Big Empty

So I read part of Samantha's old blog entry again and stumbled across something that brought me to some conclusions that were hard to face, but as all hard things of its nature are, necessary. I haven't talked to Samantha yet, but I'm sure if she thought real hard she could figure out what I was talking about, especially if I said it had to do with the comments. There are some personal revelations that have come to me in the past few days that leave me dark to say the least. And the drama. Oh, the drama. How I tire of thee. I really want this post to be less cryptic, but until tomorrow that sadly cannot be. The people who went to the Gym today know what I'm talking about. I promise tomorrow you'll get the full story, one so good it will justify using another STP song title.

So I promised info and info you will have.

So anyhow, this all started when I originally began this post on whatever day that happened to be. Maybe two or three days ago. Anyhow, I ran across someone's blog by accident while going through the comments of one of Samantha's posts. I was bored, mind you. Anyhow, being the weak-willed person I am, I decided to read it. Just the first page of course. But I soon discovered that that was more than enough.

Now if you haven't figured it out already, of course I stumbled across Katy's blog. No, I'm not going to tell you where it is. Now, it's not like I felt this instant zing of "MUST TALK TO HER MUUUUUUUUUUUHHHHHHH" when I read it. But I got that....feeling. I can't describe it. This of course when I'm going out with Myha (allegedly). And that's when I realized that this feeling, however small and confined to the pit of my stomach, was not present at all when I thought of Myha. In fact, I hadn't really thought of her at all, at least, not in the sense that people who are attracted to each other do. She didn't occupy a corner of my thoughts the way others have before. The way this girl, whom I haven't even fucking seen in like 6 months, did. And that brought on the weirdest, worst feeling I've ever felt. It was like I was cheating on my girlfriend, but I wasn't. I came to the realization that when it came down to it, I didn't really feel anything for her beyond friendship. Now, this might seem normal or nonshocking to someone else, but for someone who used to think that he could bend his own will to like people on command, it came as quite the system shock. I realized that no matter what I said, did, or thought, I would never feel for this person the way I felt for this relative stranger, even if that feeling was minute. And if that weren't enough, I got the feeling that she felt the same way, except she was denying it. And that was just unacceptable to me. I cannot bring myself to be in a false relationship like that. So I talked with her, and she assured me that it wasn't that way, and I went with it for about four hours until I remembered that the fundamental problem was with me, not her. Of course, by the next day (today) she was avoiding me entirely. She does say that she thought I was mad or something, but still. But I could not falter and let the thing go on any longer. I had to stop it before someone really got hurt.

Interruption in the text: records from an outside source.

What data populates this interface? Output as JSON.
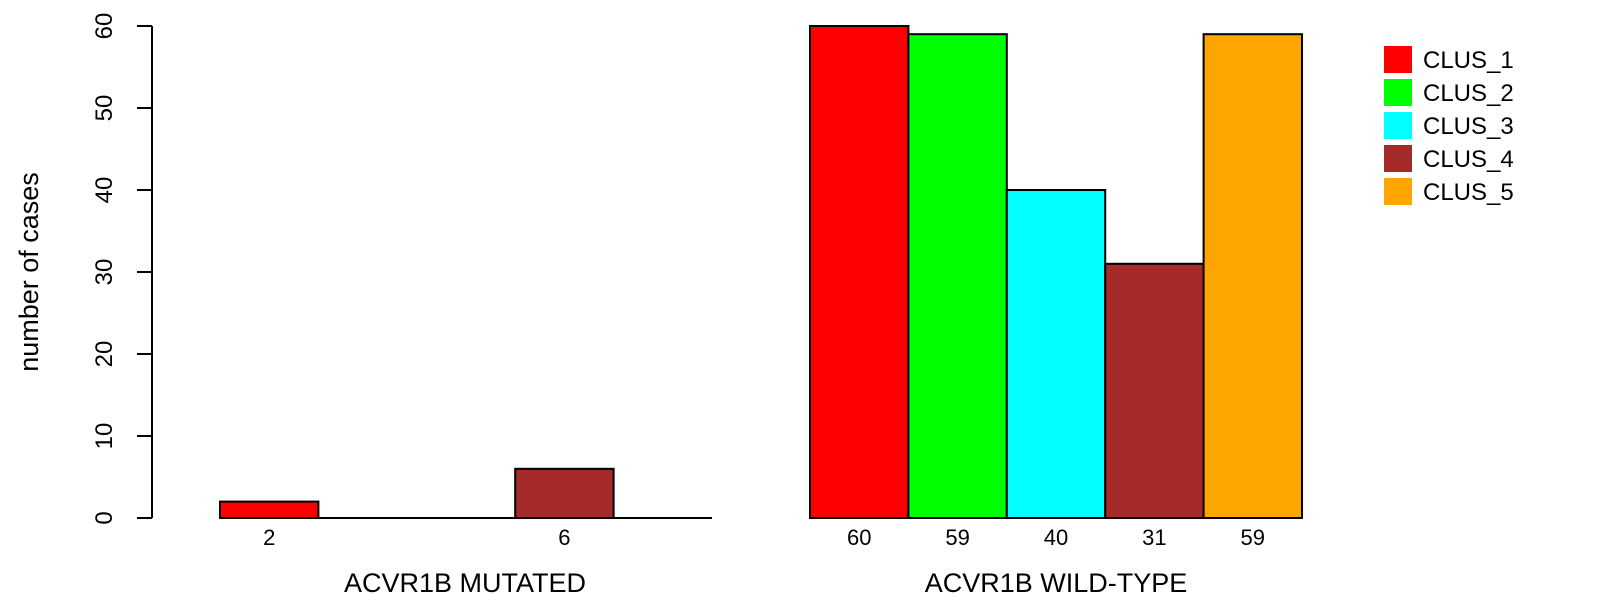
{
  "chart_data": {
    "type": "bar",
    "ylabel": "number of cases",
    "ylim": [
      0,
      60
    ],
    "yticks": [
      0,
      10,
      20,
      30,
      40,
      50,
      60
    ],
    "series_names": [
      "CLUS_1",
      "CLUS_2",
      "CLUS_3",
      "CLUS_4",
      "CLUS_5"
    ],
    "colors": [
      "#ff0000",
      "#00ff00",
      "#00ffff",
      "#a52a2a",
      "#ffa500"
    ],
    "groups": [
      {
        "xlabel": "ACVR1B MUTATED",
        "values": [
          2,
          0,
          0,
          6,
          0
        ],
        "labels": [
          "2",
          "",
          "",
          "6",
          ""
        ]
      },
      {
        "xlabel": "ACVR1B WILD-TYPE",
        "values": [
          60,
          59,
          40,
          31,
          59
        ],
        "labels": [
          "60",
          "59",
          "40",
          "31",
          "59"
        ]
      }
    ],
    "legend": {
      "position": "top-right",
      "entries": [
        "CLUS_1",
        "CLUS_2",
        "CLUS_3",
        "CLUS_4",
        "CLUS_5"
      ]
    }
  }
}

Flash forward to earlier tonight. I get a bizzare almost-plea from someone who isn't Myha to reconsider. But I can't reconsider; this isn't like a hard council decision that was a close vote. It was clear to me. Like Matt-clear. You either feel or you don't. There are no shades of variance in this. So when she called later as I knew she inevitably would, I had to not fall into the trap of letting her try to continue holding it together. And she said some things that I found hard to believe, although she seemed sincere. And I told her pretty much everything above, which I know for me was awkward, telling someone, "Hey, I was just thinking about this other girl..." Of course, it wasn't worded that way. I don't want to seem like I'm discarding her for someone else, because I'm not. And so it ended, possibly tearfully, that I do not know. I shed no tears. I felt nothing as it seems I always have. I think that was harder for me than the breakup, although I think in this case it's not as bad as other cases of nonemotion.

Which of course begs the question: why did I even start in the first place? And the answer to that is very simple. She appealed to my senses, and it took some time (but clearly not much) for my brain to catch up. If you're going to hug on me and you're a female that I am even remotely attracted to (and my spectrum is clearly a large one), of course that's going to make me feel good inside. But the bottom line is I can't be with someone that I can't talk to, someone that I don't feel for on the level that matters. Which in a way comforts me because I know that sex appeal isn't enough for me. If I've learned anything, it's that a real relationship means more to me than anything else, bottom line. And that is a good feeling, learning something such as that about one's self. Now if I can retain the lesson without Myha's brother breaking my legs, all should be well.


*Addendum Since Another Post is Getting Off the Front*
Alexis, you said something about love finding you. I find this to be grievously false. If you wait for love, you better not hold your breath. I'm not implying that you should force it out of other people, or anything like that. But if you wait for something to come to you, don't wait too long. Love is out there for people to find. It doesn't find them. Nothing as important as love just falls into your lap. It is like going on a journey blindfolded; you may be very close, but if you sit down and wait for the end to come of itself, you'll find yourself sitting in the same place as the world goes by. I believe Brian's starting to pick up on this in college.